方才在谢璋面前与景母的一番来往,似乎对这个万事皆在掌中的男人没什么影响,他微微侧过头,问道:“刚才谢璋去了哪里?”
黑影低声答道:“一枝春。”
便见景行狭长的眸子微眯片刻,而后下了命令:“查。”
谢璋脑中思绪成结,出了景府才发觉自己方才做了一件蠢事。一面懊悔自己为何莽莽撞撞地就进了景府,一面在心里对景母与景行的关系犯了嘀咕。
但事已至此,兜兜转转的,到底是让谢璋心中的郁结稍许减轻。
于是谢璋将伪装裹身,脚步轻快地回了谢府,一路有或鄙夷或好奇的视线落入他的眼中,都被谢璋一律以极其风流的挤眉弄眼聊以回应。
只是谢璋前脚刚迈进门,后脚就被迎面而来的一个人影吓得回身就是一掌。
来人被无端拍了一掌,踉跄地跌坐在地,拉着脸就不愿意起来了。
谢璋定眼看去,才发现眼前这个一身长衫,青丝束官的小少年,长了一张与之华公主一模一样的脸。

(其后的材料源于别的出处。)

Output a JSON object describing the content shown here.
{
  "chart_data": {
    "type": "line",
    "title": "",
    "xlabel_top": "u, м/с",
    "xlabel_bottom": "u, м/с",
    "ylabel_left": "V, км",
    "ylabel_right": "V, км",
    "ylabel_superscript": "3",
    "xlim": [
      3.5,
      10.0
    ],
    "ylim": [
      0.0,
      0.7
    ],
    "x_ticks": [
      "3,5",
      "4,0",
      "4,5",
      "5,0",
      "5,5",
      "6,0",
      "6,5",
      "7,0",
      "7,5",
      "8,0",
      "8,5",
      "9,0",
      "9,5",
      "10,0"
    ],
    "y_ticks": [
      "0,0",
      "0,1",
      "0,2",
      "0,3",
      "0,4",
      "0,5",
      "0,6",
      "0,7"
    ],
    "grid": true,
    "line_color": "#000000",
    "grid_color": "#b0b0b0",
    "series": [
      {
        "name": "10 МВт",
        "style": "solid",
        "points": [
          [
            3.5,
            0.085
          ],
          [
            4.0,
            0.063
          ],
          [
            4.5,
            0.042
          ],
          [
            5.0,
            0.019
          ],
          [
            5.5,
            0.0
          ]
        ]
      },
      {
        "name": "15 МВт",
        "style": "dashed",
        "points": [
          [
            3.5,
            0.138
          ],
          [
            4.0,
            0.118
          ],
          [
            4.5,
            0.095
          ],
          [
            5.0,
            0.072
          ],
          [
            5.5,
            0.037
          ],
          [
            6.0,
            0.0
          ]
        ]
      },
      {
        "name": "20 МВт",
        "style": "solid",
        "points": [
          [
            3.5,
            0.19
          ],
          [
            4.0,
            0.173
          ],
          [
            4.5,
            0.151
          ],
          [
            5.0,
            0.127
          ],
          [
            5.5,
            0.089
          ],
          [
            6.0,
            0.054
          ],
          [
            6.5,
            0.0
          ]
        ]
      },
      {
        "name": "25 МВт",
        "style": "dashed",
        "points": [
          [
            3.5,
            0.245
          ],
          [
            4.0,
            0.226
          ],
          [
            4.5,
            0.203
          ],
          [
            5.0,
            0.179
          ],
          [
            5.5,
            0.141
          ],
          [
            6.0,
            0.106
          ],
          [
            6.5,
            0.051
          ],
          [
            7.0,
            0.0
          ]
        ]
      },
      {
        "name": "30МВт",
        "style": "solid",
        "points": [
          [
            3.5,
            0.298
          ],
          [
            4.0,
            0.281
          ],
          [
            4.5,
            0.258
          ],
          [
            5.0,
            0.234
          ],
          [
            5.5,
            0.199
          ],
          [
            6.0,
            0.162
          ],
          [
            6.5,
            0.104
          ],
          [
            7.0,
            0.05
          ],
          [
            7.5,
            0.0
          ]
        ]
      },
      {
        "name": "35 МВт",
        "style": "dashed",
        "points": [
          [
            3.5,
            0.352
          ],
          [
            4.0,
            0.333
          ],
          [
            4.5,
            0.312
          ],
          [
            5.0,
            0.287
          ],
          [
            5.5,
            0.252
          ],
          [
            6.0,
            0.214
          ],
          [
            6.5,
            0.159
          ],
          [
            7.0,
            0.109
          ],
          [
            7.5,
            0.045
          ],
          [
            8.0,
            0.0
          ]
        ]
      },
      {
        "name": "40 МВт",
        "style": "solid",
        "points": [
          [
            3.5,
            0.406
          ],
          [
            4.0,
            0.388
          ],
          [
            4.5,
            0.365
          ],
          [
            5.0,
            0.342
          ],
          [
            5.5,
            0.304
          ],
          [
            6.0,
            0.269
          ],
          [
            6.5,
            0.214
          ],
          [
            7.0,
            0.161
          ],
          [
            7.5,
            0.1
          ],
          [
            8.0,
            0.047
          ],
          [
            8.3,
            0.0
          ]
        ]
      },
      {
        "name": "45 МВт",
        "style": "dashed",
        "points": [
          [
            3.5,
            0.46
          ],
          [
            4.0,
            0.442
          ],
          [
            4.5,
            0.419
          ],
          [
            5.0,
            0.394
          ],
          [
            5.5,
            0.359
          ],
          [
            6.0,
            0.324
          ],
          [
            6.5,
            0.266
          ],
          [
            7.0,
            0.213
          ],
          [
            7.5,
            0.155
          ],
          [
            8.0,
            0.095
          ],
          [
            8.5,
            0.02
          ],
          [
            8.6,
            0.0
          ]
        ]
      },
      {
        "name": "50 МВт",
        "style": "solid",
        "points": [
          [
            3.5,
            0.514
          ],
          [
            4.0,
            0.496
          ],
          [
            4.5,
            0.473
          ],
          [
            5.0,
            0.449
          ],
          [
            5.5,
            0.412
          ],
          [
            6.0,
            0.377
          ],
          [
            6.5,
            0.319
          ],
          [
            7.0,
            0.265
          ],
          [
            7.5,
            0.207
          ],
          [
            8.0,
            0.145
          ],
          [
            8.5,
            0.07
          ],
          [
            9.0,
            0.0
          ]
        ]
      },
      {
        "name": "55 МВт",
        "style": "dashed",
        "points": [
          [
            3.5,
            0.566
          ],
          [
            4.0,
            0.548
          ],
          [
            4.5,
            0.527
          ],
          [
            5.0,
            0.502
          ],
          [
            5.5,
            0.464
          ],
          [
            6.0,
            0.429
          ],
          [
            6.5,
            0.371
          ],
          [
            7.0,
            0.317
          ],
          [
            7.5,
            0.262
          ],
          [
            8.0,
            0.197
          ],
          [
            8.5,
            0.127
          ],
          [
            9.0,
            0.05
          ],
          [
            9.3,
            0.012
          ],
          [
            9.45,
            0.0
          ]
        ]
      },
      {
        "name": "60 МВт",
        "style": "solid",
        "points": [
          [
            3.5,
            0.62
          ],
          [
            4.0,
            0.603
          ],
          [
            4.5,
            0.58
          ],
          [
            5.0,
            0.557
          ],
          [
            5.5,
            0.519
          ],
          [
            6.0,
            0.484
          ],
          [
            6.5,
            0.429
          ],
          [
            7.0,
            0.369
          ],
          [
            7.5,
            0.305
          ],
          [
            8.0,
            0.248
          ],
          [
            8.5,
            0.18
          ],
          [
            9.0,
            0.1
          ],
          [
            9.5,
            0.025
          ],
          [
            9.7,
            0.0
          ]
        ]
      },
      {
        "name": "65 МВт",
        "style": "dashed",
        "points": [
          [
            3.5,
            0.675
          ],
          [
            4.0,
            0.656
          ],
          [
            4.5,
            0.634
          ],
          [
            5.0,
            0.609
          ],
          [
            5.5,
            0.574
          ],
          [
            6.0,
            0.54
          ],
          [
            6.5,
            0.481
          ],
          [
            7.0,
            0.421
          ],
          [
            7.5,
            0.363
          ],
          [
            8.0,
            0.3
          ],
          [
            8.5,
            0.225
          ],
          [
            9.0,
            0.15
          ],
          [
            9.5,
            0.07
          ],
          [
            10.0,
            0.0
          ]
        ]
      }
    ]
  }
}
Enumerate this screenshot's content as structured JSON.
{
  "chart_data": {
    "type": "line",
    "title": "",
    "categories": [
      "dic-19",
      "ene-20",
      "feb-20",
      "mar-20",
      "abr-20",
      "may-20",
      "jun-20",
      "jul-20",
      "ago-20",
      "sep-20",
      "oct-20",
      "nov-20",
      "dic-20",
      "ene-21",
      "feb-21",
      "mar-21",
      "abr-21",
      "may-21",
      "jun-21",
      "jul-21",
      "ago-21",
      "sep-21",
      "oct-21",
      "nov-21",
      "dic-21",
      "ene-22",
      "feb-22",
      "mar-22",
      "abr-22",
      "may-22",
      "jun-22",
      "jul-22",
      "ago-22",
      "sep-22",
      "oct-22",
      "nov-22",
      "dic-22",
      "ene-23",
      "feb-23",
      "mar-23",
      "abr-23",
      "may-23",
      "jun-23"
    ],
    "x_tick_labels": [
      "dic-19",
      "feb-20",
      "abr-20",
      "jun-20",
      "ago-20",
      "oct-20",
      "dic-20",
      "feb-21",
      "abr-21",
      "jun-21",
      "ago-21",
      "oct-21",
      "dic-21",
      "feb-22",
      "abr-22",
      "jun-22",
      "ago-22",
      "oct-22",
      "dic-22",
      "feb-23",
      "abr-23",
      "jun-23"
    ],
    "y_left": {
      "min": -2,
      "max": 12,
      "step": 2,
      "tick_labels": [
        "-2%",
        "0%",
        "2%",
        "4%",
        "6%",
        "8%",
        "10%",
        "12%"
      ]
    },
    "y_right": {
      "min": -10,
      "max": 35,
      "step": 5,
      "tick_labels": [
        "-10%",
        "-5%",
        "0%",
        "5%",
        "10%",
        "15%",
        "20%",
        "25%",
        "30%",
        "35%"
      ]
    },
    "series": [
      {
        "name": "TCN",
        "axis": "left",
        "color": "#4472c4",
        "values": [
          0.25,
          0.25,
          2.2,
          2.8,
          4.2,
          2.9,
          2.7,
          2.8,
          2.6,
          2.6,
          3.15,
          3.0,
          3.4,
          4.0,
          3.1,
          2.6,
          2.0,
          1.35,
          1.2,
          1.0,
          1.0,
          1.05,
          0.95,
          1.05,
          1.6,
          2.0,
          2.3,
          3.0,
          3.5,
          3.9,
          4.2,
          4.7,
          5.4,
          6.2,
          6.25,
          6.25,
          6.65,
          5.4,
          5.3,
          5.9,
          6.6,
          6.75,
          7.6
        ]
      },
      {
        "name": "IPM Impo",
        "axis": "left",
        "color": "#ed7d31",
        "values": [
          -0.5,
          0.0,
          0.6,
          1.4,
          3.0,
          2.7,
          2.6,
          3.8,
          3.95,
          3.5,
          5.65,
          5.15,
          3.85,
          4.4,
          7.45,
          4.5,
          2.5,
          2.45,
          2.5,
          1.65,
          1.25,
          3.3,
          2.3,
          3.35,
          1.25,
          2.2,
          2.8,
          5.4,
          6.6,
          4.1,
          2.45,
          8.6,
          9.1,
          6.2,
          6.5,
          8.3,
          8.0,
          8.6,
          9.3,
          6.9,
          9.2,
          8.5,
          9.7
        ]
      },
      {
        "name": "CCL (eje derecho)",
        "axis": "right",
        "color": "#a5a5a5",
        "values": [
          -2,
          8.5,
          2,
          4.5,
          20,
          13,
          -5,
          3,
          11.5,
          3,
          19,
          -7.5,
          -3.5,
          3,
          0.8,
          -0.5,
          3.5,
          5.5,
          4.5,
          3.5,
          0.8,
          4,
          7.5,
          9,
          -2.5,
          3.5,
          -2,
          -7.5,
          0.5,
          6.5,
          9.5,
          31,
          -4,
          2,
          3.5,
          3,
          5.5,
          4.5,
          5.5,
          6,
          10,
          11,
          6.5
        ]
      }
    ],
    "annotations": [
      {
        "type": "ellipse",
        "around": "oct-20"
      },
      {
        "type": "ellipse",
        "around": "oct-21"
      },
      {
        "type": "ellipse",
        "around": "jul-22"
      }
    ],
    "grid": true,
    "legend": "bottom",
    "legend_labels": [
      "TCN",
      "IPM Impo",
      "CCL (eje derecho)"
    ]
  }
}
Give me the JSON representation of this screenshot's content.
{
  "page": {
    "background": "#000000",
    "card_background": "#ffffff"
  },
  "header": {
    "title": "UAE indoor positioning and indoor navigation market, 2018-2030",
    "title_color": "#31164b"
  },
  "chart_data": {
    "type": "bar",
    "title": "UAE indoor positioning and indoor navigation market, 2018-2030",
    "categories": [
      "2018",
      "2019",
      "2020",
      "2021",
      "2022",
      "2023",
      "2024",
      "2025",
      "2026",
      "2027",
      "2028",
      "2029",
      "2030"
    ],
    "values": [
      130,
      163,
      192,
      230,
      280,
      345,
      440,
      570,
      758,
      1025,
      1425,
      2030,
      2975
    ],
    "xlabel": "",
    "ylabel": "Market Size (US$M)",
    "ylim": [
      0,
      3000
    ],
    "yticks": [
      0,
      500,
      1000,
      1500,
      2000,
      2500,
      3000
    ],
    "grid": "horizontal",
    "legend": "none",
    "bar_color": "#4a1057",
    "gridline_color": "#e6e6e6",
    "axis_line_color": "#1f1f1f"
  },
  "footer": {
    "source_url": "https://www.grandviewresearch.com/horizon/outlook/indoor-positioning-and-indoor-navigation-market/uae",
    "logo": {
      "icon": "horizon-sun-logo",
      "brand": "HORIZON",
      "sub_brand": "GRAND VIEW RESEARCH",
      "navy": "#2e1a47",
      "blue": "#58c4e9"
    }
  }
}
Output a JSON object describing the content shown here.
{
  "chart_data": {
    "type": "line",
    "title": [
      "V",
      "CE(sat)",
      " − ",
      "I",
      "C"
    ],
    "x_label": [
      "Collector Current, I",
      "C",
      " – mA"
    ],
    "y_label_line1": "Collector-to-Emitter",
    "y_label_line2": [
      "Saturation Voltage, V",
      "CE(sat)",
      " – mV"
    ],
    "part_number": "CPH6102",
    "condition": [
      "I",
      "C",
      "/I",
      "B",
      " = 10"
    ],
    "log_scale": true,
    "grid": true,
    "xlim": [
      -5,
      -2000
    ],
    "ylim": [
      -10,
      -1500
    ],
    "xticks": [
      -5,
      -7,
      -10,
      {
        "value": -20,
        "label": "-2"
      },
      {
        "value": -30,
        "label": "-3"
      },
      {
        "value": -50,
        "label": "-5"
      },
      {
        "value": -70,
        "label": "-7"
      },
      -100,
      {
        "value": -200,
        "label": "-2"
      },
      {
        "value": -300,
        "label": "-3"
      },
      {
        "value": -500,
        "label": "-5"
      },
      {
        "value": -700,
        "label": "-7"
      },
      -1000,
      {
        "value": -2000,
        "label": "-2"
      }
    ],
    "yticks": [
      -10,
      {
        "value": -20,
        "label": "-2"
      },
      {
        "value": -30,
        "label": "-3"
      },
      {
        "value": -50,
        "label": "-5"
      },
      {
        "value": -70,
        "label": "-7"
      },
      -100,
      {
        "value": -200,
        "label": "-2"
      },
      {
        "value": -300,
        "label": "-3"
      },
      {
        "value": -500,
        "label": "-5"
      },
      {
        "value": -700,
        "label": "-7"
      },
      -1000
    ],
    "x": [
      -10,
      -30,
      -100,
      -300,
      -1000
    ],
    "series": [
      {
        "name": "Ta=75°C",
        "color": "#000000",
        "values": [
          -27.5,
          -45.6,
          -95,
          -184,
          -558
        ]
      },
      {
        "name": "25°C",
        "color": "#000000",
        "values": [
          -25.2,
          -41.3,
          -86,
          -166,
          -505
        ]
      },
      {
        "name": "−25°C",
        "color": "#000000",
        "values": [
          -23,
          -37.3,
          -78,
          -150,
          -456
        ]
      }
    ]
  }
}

于是他哭笑不得地将人扶起,无奈道:“公主这是又闹的哪一出?”
“嘘——”慕容之华攀着谢璋的衣袖起了身,撅起嘴道:“我微服私访。”
谢璋:“……”
祖宗,这个词不是这么用的。
谢璋带着女扮男装的慕容之华进了门,耳边充斥着她喋喋不休的声音:“话本里女扮男装不都是很难认出的么,你怎么认出是我的?”
谢璋面无表情地说:“话本里都是骗人的。”
慕容之华不高兴了:“可也不全是骗人的呀,我便是女扮男装偷溜出皇宫的时候遇见了我的如意郎君。”